Lusk was there from the very beginning, starting with Walt Disney's very first feature in 1937, Snow White and the Seven Dwarfs.
His prolific animation career began back in 1933, working on Mickey Mouse shorts. From 1933-60, he was one of the animators Walt Disney employed to work on short feature films and his output was staggering.
Two of Disney's famed "Nine Old Men" crew—animators Frank Thomas and Ollie Johnson—wrote in the 1981 book Disney Animation: The Illusion of Life about Lusk's work on Fantasia: "The scenes of the glowing white fish in the Arabian Dance section of the 'Nutcracker Suite' amazed the whole studio. Never had any object on celluloid looked so diaphanous and delicate ... No one had ever seen such a gossamer effect, and very few knew how it had been achieved."
Lusk began as an "in-betweener"—those who filled in the action between key poses—on Goofy short films.
"He wasn't easy. Goofy has too much detail on him," he recalled, according to The Hollywood Reporter. Then he worked as a clean-up artist and helped Snow White and the Seven Dwarfs (1937) make deadline.
Going on Strike and Being Drafted
In 1941, Lusk was one of 334 employees who walked out on strike over working conditions at the studio, demanding a bump in salary from $87.50 a week, according to The Hollywood Reporter."I didn't know what people at MGM or Warner Bros. were making but I know they were making more than we were," Lusk told the Animation Guild in a 2013 interview.
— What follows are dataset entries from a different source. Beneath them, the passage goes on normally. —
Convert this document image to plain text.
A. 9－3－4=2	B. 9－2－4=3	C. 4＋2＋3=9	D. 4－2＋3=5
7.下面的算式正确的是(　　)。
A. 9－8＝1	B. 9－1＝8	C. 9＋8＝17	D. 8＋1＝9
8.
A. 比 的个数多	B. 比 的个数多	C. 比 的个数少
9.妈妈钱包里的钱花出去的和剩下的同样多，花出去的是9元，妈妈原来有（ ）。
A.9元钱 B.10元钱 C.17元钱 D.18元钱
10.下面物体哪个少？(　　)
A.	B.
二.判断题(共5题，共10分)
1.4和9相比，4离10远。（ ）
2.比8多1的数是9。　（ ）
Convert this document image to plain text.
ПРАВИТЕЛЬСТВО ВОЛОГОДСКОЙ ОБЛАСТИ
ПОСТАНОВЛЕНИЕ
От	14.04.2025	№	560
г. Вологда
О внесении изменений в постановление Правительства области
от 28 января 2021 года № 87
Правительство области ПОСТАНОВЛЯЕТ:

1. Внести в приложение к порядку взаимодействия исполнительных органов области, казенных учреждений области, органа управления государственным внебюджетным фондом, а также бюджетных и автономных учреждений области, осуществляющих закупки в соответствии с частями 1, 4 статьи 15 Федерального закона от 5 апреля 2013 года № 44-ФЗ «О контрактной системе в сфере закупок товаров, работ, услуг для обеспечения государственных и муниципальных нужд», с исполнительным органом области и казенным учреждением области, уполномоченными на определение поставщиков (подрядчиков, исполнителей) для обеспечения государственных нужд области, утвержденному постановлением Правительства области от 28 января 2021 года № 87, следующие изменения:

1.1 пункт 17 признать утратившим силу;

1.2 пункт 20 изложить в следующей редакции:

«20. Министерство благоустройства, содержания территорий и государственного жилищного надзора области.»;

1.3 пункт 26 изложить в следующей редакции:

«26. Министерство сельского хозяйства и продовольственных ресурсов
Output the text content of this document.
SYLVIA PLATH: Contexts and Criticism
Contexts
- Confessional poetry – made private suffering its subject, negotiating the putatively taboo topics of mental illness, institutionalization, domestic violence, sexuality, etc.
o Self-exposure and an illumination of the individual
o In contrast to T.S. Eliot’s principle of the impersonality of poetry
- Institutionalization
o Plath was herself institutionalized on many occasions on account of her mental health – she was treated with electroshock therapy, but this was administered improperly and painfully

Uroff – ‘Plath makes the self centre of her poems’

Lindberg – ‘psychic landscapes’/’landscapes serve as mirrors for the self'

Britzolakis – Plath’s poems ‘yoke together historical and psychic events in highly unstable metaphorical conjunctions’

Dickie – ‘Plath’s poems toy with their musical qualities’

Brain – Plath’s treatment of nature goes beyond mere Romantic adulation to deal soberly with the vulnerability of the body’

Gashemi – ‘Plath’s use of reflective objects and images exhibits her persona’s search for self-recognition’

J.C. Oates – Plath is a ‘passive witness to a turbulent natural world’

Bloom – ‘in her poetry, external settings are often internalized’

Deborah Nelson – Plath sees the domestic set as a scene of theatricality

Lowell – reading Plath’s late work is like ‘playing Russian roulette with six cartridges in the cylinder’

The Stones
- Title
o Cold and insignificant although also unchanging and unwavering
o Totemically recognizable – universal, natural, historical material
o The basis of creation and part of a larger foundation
Shortly after returning to Disney from the strike, Lusk was drafted to serve as a Marine in World War II. He was assigned to the training film unit in Quantico, Virginia, where he spent a few years working alongside other established animation artists such as Carl Fallberg, Tom Codrick, and Pete Alvarado. After the war ended, he returned to the Disney studios and found his pay had increased to $125 a week, reported The Hollywood Reporter.
The strike did cause him to eventually be blacklisted. He managed to survive at the studio until 1960 when he drew puppies for 101 Dalmatians.
"I just barely got credit," he said. "I think I was the next to last name."
Post Disney
After leaving Disney, Lusk joined Bill Melendez Productions and animated such films as A Boy Named Charlie Brown (1969), Snoopy, Come Home (1972), and Race for Your Life, Charlier Brown (1977). He worked on 10 Peanuts primetime specials throughout the 1970s, including the enduring classic A Charlie Brown Thanksgiving.However, he spent most of his post-Disney days at Hanna-Barbara, the studio where he said he was treated best and whose management he respected the most. There, he directed over 100 episodes of The Smurfs and dozens of other series including A Pup Named Scooby-Doo, Bill & Ted's Excellent Adventures, Yo Yogi!, Gravedale High, Jonny Quest, The Flintstone Kids, Challenge of the GoBots, Captain Planet and the Planeteers, Snorts, and The 13 Ghosts of Scooby-Doo.
In 1993, he retired from the animation industry at the age of 80.
He was nominated twice for Daytime Emmys for his work on The Smurfs in 1988 and 1989, and again in 1999 for A Pup Named Scooby-Doo.
In 2014, Lusk received the Winsor McCay lifetime achievement Award at the Annies.
Born in Burbank, California on Oct. 28, 1913, Lusk died Dec. 30, 2018, at a retirement home in San Clemente, California.